A Bienal Art(e)facts nasce da ideia de criar colaborações entre artistas, arquitetos e designers, portugueses e estrangeiros, com artesãos da região da Beira Interior. O projeto tem o intuito de cuidar a memória imaterial do território e para isso propõe repensar diálogos para a construção de um património contemporâneo de obras artísticas com enfoque na valorização da região e na reinterpretação dos saberes tradicionais.
O projeto integra o programa da Candidatura da Guarda a Região Capital Europeia da Cultura 2027 e concretiza-se numa Bienal de Conhecimento, profundamente enraizada no território e que pretende implantar uma constelação de práticas com impactos a longo prazo.

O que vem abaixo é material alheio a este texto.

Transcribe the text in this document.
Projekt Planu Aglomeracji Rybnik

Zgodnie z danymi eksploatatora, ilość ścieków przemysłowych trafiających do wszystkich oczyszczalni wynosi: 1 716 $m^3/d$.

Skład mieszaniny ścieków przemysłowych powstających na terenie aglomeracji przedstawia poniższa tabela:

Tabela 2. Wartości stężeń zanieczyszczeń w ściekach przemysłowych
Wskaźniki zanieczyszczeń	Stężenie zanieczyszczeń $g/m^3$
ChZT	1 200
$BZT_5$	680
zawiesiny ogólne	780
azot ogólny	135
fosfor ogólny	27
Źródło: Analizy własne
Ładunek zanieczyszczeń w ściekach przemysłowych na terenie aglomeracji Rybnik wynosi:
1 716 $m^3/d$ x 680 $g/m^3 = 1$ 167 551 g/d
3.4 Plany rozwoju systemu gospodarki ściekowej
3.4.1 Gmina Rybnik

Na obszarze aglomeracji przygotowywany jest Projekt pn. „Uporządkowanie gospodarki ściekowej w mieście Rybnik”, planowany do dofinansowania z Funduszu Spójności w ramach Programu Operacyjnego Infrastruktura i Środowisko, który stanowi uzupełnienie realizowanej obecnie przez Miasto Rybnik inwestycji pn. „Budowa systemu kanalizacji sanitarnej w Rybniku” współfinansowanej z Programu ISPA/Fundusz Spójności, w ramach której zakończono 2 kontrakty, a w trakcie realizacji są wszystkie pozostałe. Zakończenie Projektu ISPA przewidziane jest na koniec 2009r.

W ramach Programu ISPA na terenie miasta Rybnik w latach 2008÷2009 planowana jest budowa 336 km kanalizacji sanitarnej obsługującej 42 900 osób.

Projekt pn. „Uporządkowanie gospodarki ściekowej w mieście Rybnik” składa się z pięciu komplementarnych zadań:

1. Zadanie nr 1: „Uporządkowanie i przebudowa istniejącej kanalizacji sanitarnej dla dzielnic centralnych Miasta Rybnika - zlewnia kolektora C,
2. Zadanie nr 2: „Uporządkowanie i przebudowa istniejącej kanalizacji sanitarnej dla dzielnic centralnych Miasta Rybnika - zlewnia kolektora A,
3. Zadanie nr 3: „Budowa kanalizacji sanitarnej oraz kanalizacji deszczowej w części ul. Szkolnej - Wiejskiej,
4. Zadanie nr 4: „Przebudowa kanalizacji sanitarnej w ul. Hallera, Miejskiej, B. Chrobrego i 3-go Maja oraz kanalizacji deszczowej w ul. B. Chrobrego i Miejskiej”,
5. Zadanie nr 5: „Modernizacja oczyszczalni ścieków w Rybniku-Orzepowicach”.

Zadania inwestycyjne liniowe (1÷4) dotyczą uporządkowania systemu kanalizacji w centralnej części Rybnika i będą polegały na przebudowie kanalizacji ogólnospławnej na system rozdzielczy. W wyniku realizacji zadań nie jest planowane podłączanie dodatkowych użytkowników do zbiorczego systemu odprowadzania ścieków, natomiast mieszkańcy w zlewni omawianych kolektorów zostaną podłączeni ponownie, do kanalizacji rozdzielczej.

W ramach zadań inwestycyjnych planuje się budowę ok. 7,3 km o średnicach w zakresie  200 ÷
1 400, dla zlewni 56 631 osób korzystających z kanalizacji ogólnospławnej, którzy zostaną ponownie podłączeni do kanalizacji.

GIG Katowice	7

A edição inaugural de Art(e)facts introduz o tema Supernatural Togetherness (União Sobrenatural) e propõe alianças entre seres humanos, gerações, espécies e saberes para salvar o futuro.
Em curso até setembro, o programa envolveu uma convocatória internacional para projetos que resultaram, durante o mês de maio, na realização de residências artísticas em oficinas de artesãos locais. Esta exposição coletiva, localiza-se simultaneamente em seis pontos distintos da região — Alcongosta, Janeiro de Cima, Telhado, Famalicão da Serra, Gonçalo e Fundão —, enquanto o espelho de vários diálogos e dos cenários que os acolheram, pelo que o convite à sua visita sugere que se atente aos lugares que detém a memória e à experiência da imersão e da permanência.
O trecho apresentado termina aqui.